Wulan tidak tahu jika ada udang di balik batu. Sikap Ridho yang sangat perhatian pada Wulan dianggapnya sebagai hal yang biasa. Wulan terlalu sibuk memikirkan harta dan status sosialnya hingga tidak memahami perubahan dari sang suami.
"Aku sudah tidak sabar untuk belanja gaun dan tas branded. Aku yakin di sana pasti banyak pengusaha kaya dan tampan yang bisa aku jadikan cadangan jika aku dan mas Ridho berpisah. Ah, aku harus segera minum obat dan beristirahat agar cepat fit kembali," gumam Wulan tidak ada yang mendengarnya.
Wulan pun bergegas minum obat dan segera beristirahat. Senyum terukir di bibirnya walau mata terpejam, Wulan sudah terbang ke alam mimpi setelah obat yang diminumnya bekerja.
Sementara itu, Ridho sedang menghabiskan malamnya di sebuah club malam. Dia mencari kesenangan pribadi dengan menggunakan uang hasil curian dari ATM Wulan. Ridho terlihat sudah mabuk, mulutnya meracau tidak jelas. Di sampingnya sudah berdiri, sosok wanita penghibur yang bekerja di club itu.
"Tuan, Anda sudah mabuk, lebih baik kita habiskan malam ini di hotel saja," ucap sang wanita berparas cantik bak model papan atas.
"Aku tidak mabuk, Cantik. Aku masih bisa membawamu terbang melayang tinggi di awan, hahaha," jawab Ridho sempoyongan.
Hingar bingar dentuman musik tidak membuat Ridho terganggu. Dia masih asyik terus meracau dan sesekali berjoget.

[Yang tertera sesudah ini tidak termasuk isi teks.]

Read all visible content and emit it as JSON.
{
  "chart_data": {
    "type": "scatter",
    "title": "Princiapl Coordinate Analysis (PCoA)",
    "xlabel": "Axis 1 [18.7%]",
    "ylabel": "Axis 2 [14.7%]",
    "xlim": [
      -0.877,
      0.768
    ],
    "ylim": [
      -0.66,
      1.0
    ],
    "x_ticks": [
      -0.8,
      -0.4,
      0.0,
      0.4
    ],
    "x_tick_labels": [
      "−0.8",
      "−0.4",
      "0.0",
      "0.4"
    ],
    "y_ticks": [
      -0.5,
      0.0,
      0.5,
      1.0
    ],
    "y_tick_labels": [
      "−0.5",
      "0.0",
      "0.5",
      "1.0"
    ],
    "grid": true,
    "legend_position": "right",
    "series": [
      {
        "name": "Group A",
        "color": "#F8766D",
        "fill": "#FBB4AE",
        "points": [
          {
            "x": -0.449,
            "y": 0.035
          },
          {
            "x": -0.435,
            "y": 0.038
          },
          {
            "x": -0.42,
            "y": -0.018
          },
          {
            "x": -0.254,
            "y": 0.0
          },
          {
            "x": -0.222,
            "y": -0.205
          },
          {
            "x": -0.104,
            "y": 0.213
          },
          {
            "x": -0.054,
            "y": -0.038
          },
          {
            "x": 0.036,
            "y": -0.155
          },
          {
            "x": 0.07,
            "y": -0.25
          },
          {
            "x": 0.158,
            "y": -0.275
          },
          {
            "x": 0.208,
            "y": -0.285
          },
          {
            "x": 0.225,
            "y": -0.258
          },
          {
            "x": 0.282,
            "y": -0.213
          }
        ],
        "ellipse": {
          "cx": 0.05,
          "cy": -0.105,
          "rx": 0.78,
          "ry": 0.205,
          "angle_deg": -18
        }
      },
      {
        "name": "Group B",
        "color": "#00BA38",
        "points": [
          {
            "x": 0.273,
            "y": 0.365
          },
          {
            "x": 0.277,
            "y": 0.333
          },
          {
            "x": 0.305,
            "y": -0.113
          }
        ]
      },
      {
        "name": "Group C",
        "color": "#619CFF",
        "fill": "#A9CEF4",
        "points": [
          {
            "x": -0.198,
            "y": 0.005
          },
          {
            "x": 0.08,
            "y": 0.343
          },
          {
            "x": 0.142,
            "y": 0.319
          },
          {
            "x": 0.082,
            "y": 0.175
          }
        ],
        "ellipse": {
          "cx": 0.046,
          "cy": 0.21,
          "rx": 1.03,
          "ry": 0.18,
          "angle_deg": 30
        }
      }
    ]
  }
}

"Tuan, ayolah. Anda sudah begitu mabuk. Aku takut tidak bisa membawa tuan lagi jika tuan sudah terkapar Tilak berdaya," ucap Sang wanita.
"Baiklah, Rosie, Sayang. Ayo kita berenang dalam lautan cinta, hahaha ...." Ridho akhirnya menuruti kemauan Rosie. Sedangkan Rosie tersenyum menyeringai.